The Tufts contingent included Douglas Glandon, Tufts “double Jumbo,” BA/MPH (2006; 2007), has conducted literature reviews on human resilience and social capital as part of a Luce Program research internship with Astier Almedom, including fieldwork on resilience in New Orleans, Louisiana; Jocelyn Muller, PhD candidate, working with Astier Almedom on understanding of social-ecological systems and local/traditional botanical knowledge in Niger; Dr. Joann Lindenmayer, Associate Professor of Public Health in the Department of Environmental and Population Health, Tufts Cummings School of Veterinary Medicine, who serves as liaison for veterinary students in the combined MPH Program; and Ayron Strauch, PhD candidate at Tufts also working with Astier Almedom on water-related issues concerning ecology and human health, focusing on resource management, behavior and water quality in the Serengeti ecosystem of Northern Tanzania. The workshop was convened in collaboration with Tufts University European Center Director, Gabriella Goldstein. Please visit the IGL website for more information on the IRP.

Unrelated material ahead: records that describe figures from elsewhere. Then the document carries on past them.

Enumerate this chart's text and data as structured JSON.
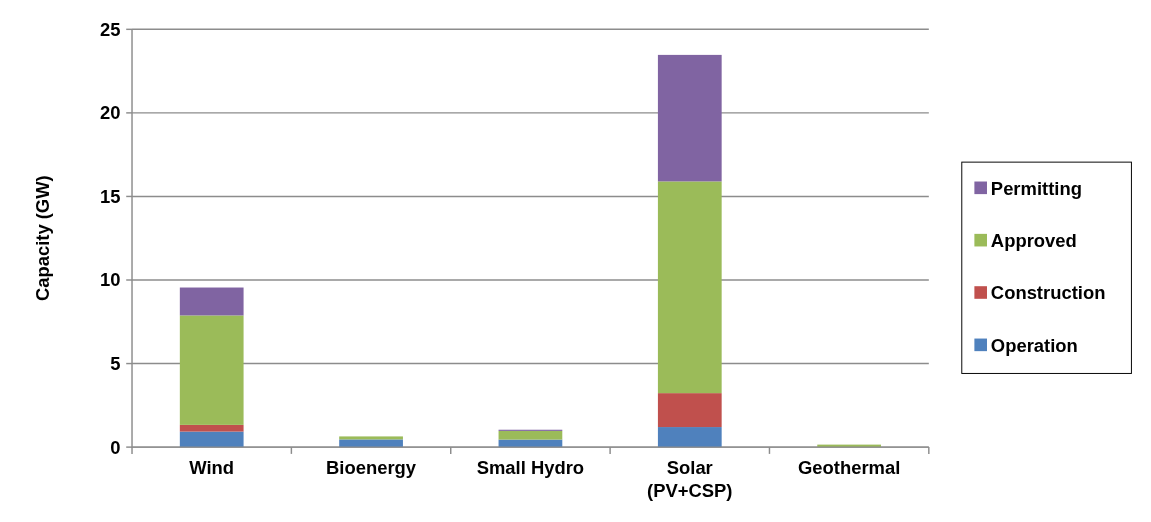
{
  "chart_data": {
    "type": "bar",
    "stacked": true,
    "ylabel": "Capacity (GW)",
    "categories": [
      "Wind",
      "Bioenergy",
      "Small Hydro",
      "Solar\n(PV+CSP)",
      "Geothermal"
    ],
    "series": [
      {
        "name": "Operation",
        "color": "#4f81bd",
        "values": [
          0.93,
          0.46,
          0.45,
          1.2,
          0
        ]
      },
      {
        "name": "Construction",
        "color": "#c0504d",
        "values": [
          0.4,
          0,
          null,
          2.03,
          0
        ]
      },
      {
        "name": "Approved",
        "color": "#9bbb59",
        "values": [
          6.55,
          0.18,
          0.52,
          12.67,
          0.15
        ]
      },
      {
        "name": "Permitting",
        "color": "#8064a2",
        "values": [
          1.67,
          null,
          0.07,
          7.57,
          0
        ]
      }
    ],
    "ylim": [
      0,
      25
    ],
    "yticks": [
      0,
      5,
      10,
      15,
      20,
      25
    ],
    "grid": "y",
    "legend": "right"
  }
}
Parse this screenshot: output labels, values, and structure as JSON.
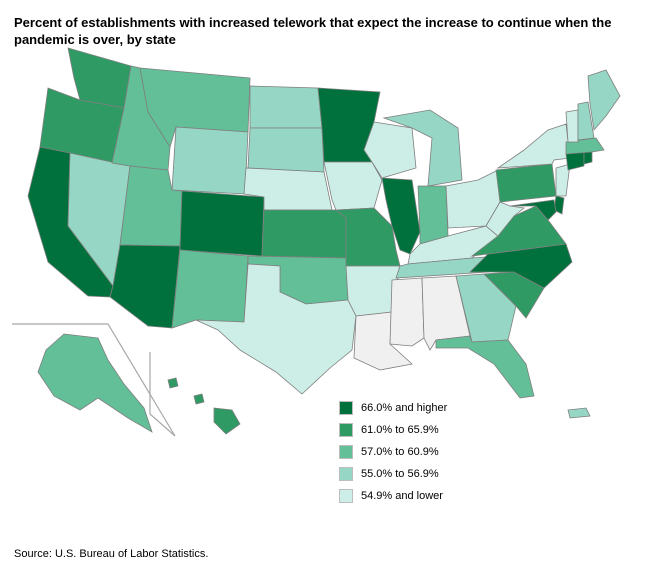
{
  "title": "Percent of establishments with increased telework that expect the increase to continue when the pandemic is over, by state",
  "source": "Source: U.S. Bureau of Labor Statistics.",
  "colors": {
    "c5": "#00703c",
    "c4": "#2f9a63",
    "c3": "#62bf98",
    "c2": "#96d6c4",
    "c1": "#cdeee6",
    "nodata": "#f0f0f0",
    "inset_border": "#a8a8a8"
  },
  "legend": [
    {
      "label": "66.0% and higher",
      "color_key": "c5"
    },
    {
      "label": "61.0% to 65.9%",
      "color_key": "c4"
    },
    {
      "label": "57.0% to 60.9%",
      "color_key": "c3"
    },
    {
      "label": "55.0% to 56.9%",
      "color_key": "c2"
    },
    {
      "label": "54.9% and lower",
      "color_key": "c1"
    }
  ],
  "states": {
    "WA": "c4",
    "OR": "c4",
    "CA": "c5",
    "NV": "c2",
    "ID": "c3",
    "MT": "c3",
    "WY": "c2",
    "UT": "c3",
    "AZ": "c5",
    "CO": "c5",
    "NM": "c3",
    "ND": "c2",
    "SD": "c2",
    "NE": "c1",
    "KS": "c4",
    "OK": "c3",
    "TX": "c1",
    "MN": "c5",
    "IA": "c1",
    "MO": "c4",
    "AR": "c1",
    "LA": "nodata",
    "WI": "c1",
    "IL": "c5",
    "MS": "nodata",
    "MI": "c2",
    "IN": "c3",
    "KY": "c1",
    "TN": "c2",
    "AL": "nodata",
    "OH": "c1",
    "GA": "c2",
    "FL": "c3",
    "SC": "c4",
    "NC": "c5",
    "VA": "c4",
    "WV": "c1",
    "PA": "c4",
    "NY": "c1",
    "NJ": "c1",
    "DE": "c5",
    "MD": "c5",
    "CT": "c5",
    "RI": "c5",
    "MA": "c3",
    "VT": "c1",
    "NH": "c2",
    "ME": "c2",
    "AK": "c3",
    "HI": "c4",
    "PR": "c2"
  }
}
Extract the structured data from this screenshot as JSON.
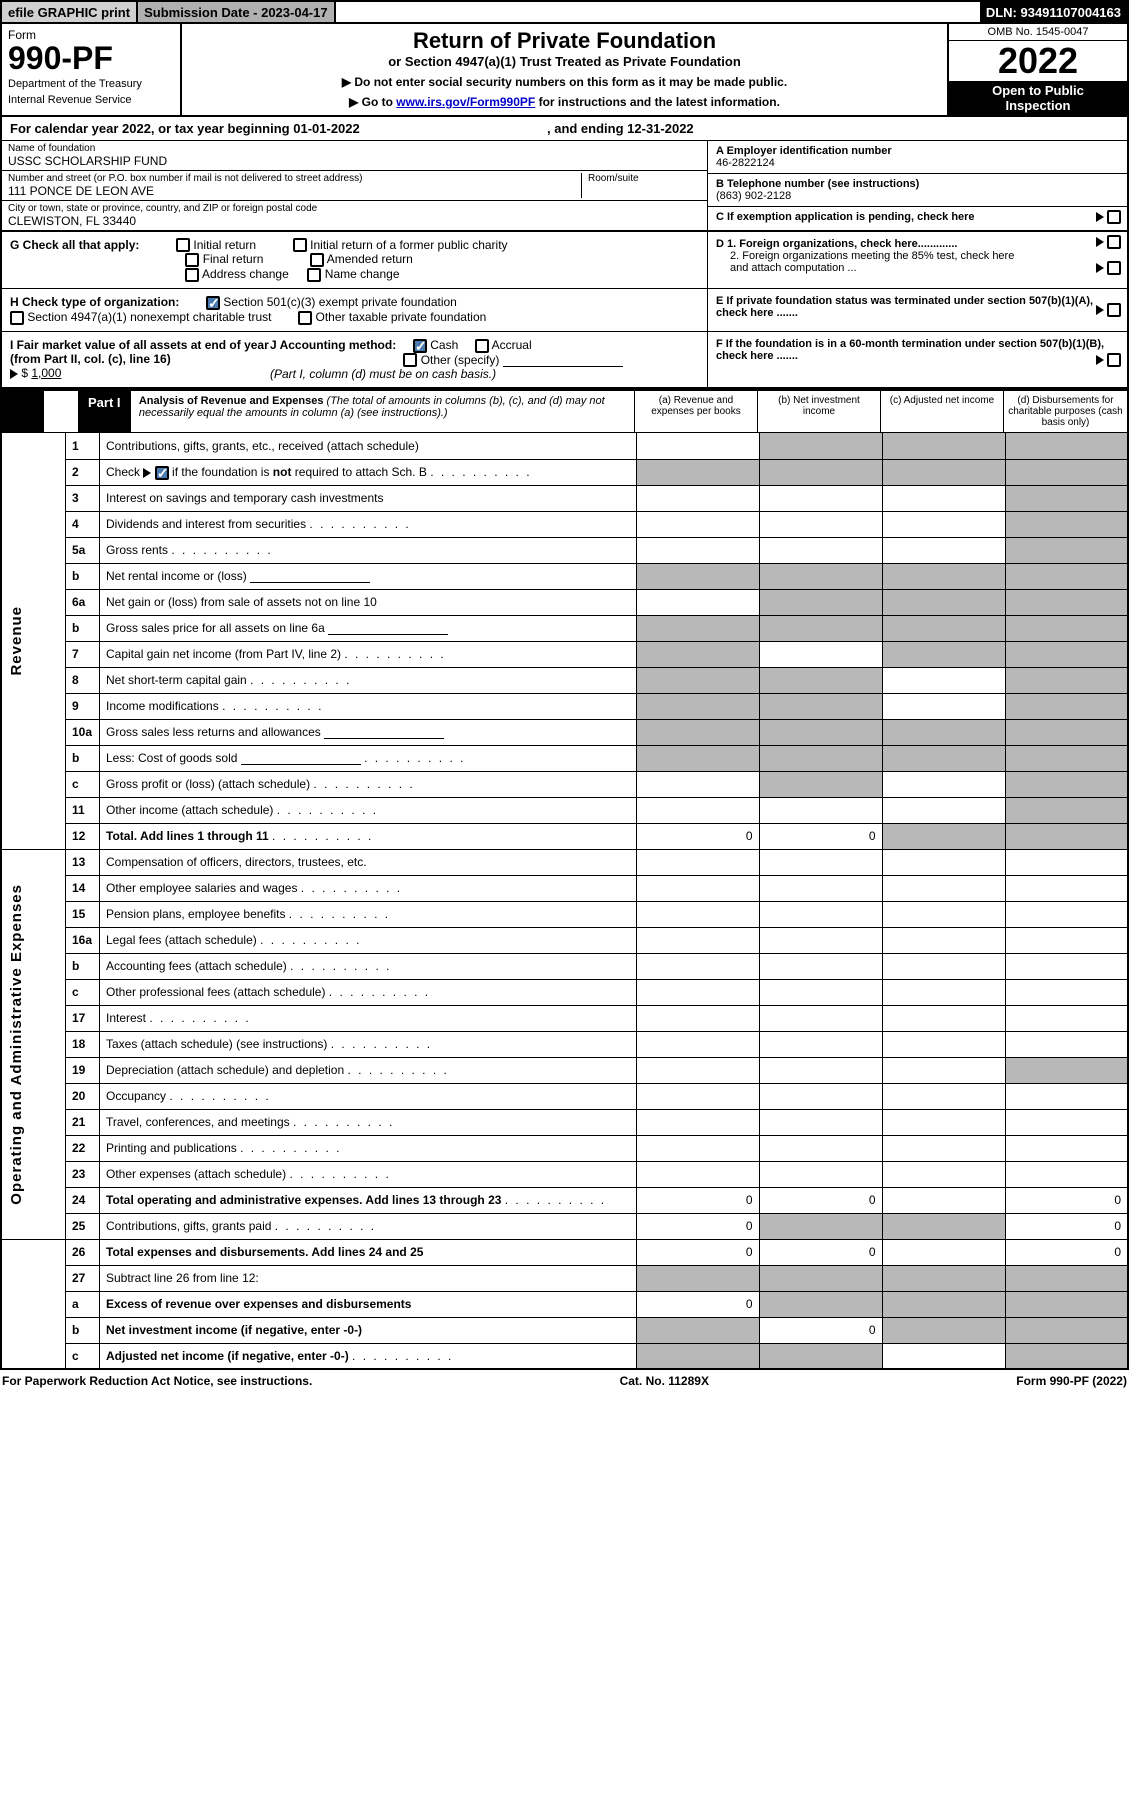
{
  "topbar": {
    "efile": "efile GRAPHIC print",
    "submission": "Submission Date - 2023-04-17",
    "dln": "DLN: 93491107004163"
  },
  "header": {
    "form_label": "Form",
    "form_number": "990-PF",
    "dept1": "Department of the Treasury",
    "dept2": "Internal Revenue Service",
    "title": "Return of Private Foundation",
    "subtitle": "or Section 4947(a)(1) Trust Treated as Private Foundation",
    "instr1": "▶ Do not enter social security numbers on this form as it may be made public.",
    "instr2_pre": "▶ Go to ",
    "instr2_link": "www.irs.gov/Form990PF",
    "instr2_post": " for instructions and the latest information.",
    "omb": "OMB No. 1545-0047",
    "year": "2022",
    "inspect1": "Open to Public",
    "inspect2": "Inspection"
  },
  "calendar": {
    "text_pre": "For calendar year 2022, or tax year beginning ",
    "begin": "01-01-2022",
    "text_mid": " , and ending ",
    "end": "12-31-2022"
  },
  "entity": {
    "name_label": "Name of foundation",
    "name": "USSC SCHOLARSHIP FUND",
    "addr_label": "Number and street (or P.O. box number if mail is not delivered to street address)",
    "addr": "111 PONCE DE LEON AVE",
    "room_label": "Room/suite",
    "city_label": "City or town, state or province, country, and ZIP or foreign postal code",
    "city": "CLEWISTON, FL  33440",
    "ein_label": "A Employer identification number",
    "ein": "46-2822124",
    "phone_label": "B Telephone number (see instructions)",
    "phone": "(863) 902-2128",
    "c_label": "C If exemption application is pending, check here",
    "d1_label": "D 1. Foreign organizations, check here.............",
    "d2_label": "2. Foreign organizations meeting the 85% test, check here and attach computation ...",
    "e_label": "E  If private foundation status was terminated under section 507(b)(1)(A), check here .......",
    "f_label": "F  If the foundation is in a 60-month termination under section 507(b)(1)(B), check here ......."
  },
  "checks": {
    "g_label": "G Check all that apply:",
    "g_opts": [
      "Initial return",
      "Initial return of a former public charity",
      "Final return",
      "Amended return",
      "Address change",
      "Name change"
    ],
    "h_label": "H Check type of organization:",
    "h_opt1": "Section 501(c)(3) exempt private foundation",
    "h_opt2": "Section 4947(a)(1) nonexempt charitable trust",
    "h_opt3": "Other taxable private foundation",
    "i_label": "I Fair market value of all assets at end of year (from Part II, col. (c), line 16)",
    "i_val": "1,000",
    "j_label": "J Accounting method:",
    "j_cash": "Cash",
    "j_accrual": "Accrual",
    "j_other": "Other (specify)",
    "j_note": "(Part I, column (d) must be on cash basis.)"
  },
  "part1": {
    "label": "Part I",
    "title": "Analysis of Revenue and Expenses",
    "title_note": "(The total of amounts in columns (b), (c), and (d) may not necessarily equal the amounts in column (a) (see instructions).)",
    "col_a": "(a)   Revenue and expenses per books",
    "col_b": "(b)   Net investment income",
    "col_c": "(c)   Adjusted net income",
    "col_d": "(d)   Disbursements for charitable purposes (cash basis only)"
  },
  "side_labels": {
    "revenue": "Revenue",
    "opex": "Operating and Administrative Expenses"
  },
  "rows": [
    {
      "n": "1",
      "desc": "Contributions, gifts, grants, etc., received (attach schedule)",
      "a": "",
      "b": "shade",
      "c": "shade",
      "d": "shade"
    },
    {
      "n": "2",
      "desc": "Check ▶ ☑ if the foundation is not required to attach Sch. B",
      "dots": true,
      "a": "shade",
      "b": "shade",
      "c": "shade",
      "d": "shade"
    },
    {
      "n": "3",
      "desc": "Interest on savings and temporary cash investments",
      "a": "",
      "b": "",
      "c": "",
      "d": "shade"
    },
    {
      "n": "4",
      "desc": "Dividends and interest from securities",
      "dots": true,
      "a": "",
      "b": "",
      "c": "",
      "d": "shade"
    },
    {
      "n": "5a",
      "desc": "Gross rents",
      "dots": true,
      "a": "",
      "b": "",
      "c": "",
      "d": "shade"
    },
    {
      "n": "b",
      "desc": "Net rental income or (loss)",
      "inline": true,
      "a": "shade",
      "b": "shade",
      "c": "shade",
      "d": "shade"
    },
    {
      "n": "6a",
      "desc": "Net gain or (loss) from sale of assets not on line 10",
      "a": "",
      "b": "shade",
      "c": "shade",
      "d": "shade"
    },
    {
      "n": "b",
      "desc": "Gross sales price for all assets on line 6a",
      "inline": true,
      "a": "shade",
      "b": "shade",
      "c": "shade",
      "d": "shade"
    },
    {
      "n": "7",
      "desc": "Capital gain net income (from Part IV, line 2)",
      "dots": true,
      "a": "shade",
      "b": "",
      "c": "shade",
      "d": "shade"
    },
    {
      "n": "8",
      "desc": "Net short-term capital gain",
      "dots": true,
      "a": "shade",
      "b": "shade",
      "c": "",
      "d": "shade"
    },
    {
      "n": "9",
      "desc": "Income modifications",
      "dots": true,
      "a": "shade",
      "b": "shade",
      "c": "",
      "d": "shade"
    },
    {
      "n": "10a",
      "desc": "Gross sales less returns and allowances",
      "inline": true,
      "a": "shade",
      "b": "shade",
      "c": "shade",
      "d": "shade"
    },
    {
      "n": "b",
      "desc": "Less: Cost of goods sold",
      "dots": true,
      "inline": true,
      "a": "shade",
      "b": "shade",
      "c": "shade",
      "d": "shade"
    },
    {
      "n": "c",
      "desc": "Gross profit or (loss) (attach schedule)",
      "dots": true,
      "a": "",
      "b": "shade",
      "c": "",
      "d": "shade"
    },
    {
      "n": "11",
      "desc": "Other income (attach schedule)",
      "dots": true,
      "a": "",
      "b": "",
      "c": "",
      "d": "shade"
    },
    {
      "n": "12",
      "desc": "Total. Add lines 1 through 11",
      "dots": true,
      "bold": true,
      "a": "0",
      "b": "0",
      "c": "shade",
      "d": "shade"
    },
    {
      "n": "13",
      "desc": "Compensation of officers, directors, trustees, etc.",
      "a": "",
      "b": "",
      "c": "",
      "d": ""
    },
    {
      "n": "14",
      "desc": "Other employee salaries and wages",
      "dots": true,
      "a": "",
      "b": "",
      "c": "",
      "d": ""
    },
    {
      "n": "15",
      "desc": "Pension plans, employee benefits",
      "dots": true,
      "a": "",
      "b": "",
      "c": "",
      "d": ""
    },
    {
      "n": "16a",
      "desc": "Legal fees (attach schedule)",
      "dots": true,
      "a": "",
      "b": "",
      "c": "",
      "d": ""
    },
    {
      "n": "b",
      "desc": "Accounting fees (attach schedule)",
      "dots": true,
      "a": "",
      "b": "",
      "c": "",
      "d": ""
    },
    {
      "n": "c",
      "desc": "Other professional fees (attach schedule)",
      "dots": true,
      "a": "",
      "b": "",
      "c": "",
      "d": ""
    },
    {
      "n": "17",
      "desc": "Interest",
      "dots": true,
      "a": "",
      "b": "",
      "c": "",
      "d": ""
    },
    {
      "n": "18",
      "desc": "Taxes (attach schedule) (see instructions)",
      "dots": true,
      "a": "",
      "b": "",
      "c": "",
      "d": ""
    },
    {
      "n": "19",
      "desc": "Depreciation (attach schedule) and depletion",
      "dots": true,
      "a": "",
      "b": "",
      "c": "",
      "d": "shade"
    },
    {
      "n": "20",
      "desc": "Occupancy",
      "dots": true,
      "a": "",
      "b": "",
      "c": "",
      "d": ""
    },
    {
      "n": "21",
      "desc": "Travel, conferences, and meetings",
      "dots": true,
      "a": "",
      "b": "",
      "c": "",
      "d": ""
    },
    {
      "n": "22",
      "desc": "Printing and publications",
      "dots": true,
      "a": "",
      "b": "",
      "c": "",
      "d": ""
    },
    {
      "n": "23",
      "desc": "Other expenses (attach schedule)",
      "dots": true,
      "a": "",
      "b": "",
      "c": "",
      "d": ""
    },
    {
      "n": "24",
      "desc": "Total operating and administrative expenses. Add lines 13 through 23",
      "dots": true,
      "bold": true,
      "a": "0",
      "b": "0",
      "c": "",
      "d": "0"
    },
    {
      "n": "25",
      "desc": "Contributions, gifts, grants paid",
      "dots": true,
      "a": "0",
      "b": "shade",
      "c": "shade",
      "d": "0"
    },
    {
      "n": "26",
      "desc": "Total expenses and disbursements. Add lines 24 and 25",
      "bold": true,
      "a": "0",
      "b": "0",
      "c": "",
      "d": "0"
    },
    {
      "n": "27",
      "desc": "Subtract line 26 from line 12:",
      "a": "shade",
      "b": "shade",
      "c": "shade",
      "d": "shade"
    },
    {
      "n": "a",
      "desc": "Excess of revenue over expenses and disbursements",
      "bold": true,
      "a": "0",
      "b": "shade",
      "c": "shade",
      "d": "shade"
    },
    {
      "n": "b",
      "desc": "Net investment income (if negative, enter -0-)",
      "bold": true,
      "a": "shade",
      "b": "0",
      "c": "shade",
      "d": "shade"
    },
    {
      "n": "c",
      "desc": "Adjusted net income (if negative, enter -0-)",
      "dots": true,
      "bold": true,
      "a": "shade",
      "b": "shade",
      "c": "",
      "d": "shade"
    }
  ],
  "footer": {
    "left": "For Paperwork Reduction Act Notice, see instructions.",
    "mid": "Cat. No. 11289X",
    "right": "Form 990-PF (2022)"
  },
  "colors": {
    "shade": "#b8b8b8",
    "link": "#0000cc",
    "check": "#4a7bb0"
  }
}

This year’s Talloires follow-up meetings and discussions include Professor Frances Westley’s visit to Tufts in March and Astier Almedom and Ayron Strauch’s participation in the “Resilience 2008” international scientific conference in Stockholm in April where Astier Almedom gave one of the keynote addresses. Plans for a Resilience Seminar at Warwick University (UK) co-hosted by Professor Gillian Hundt are currently underway.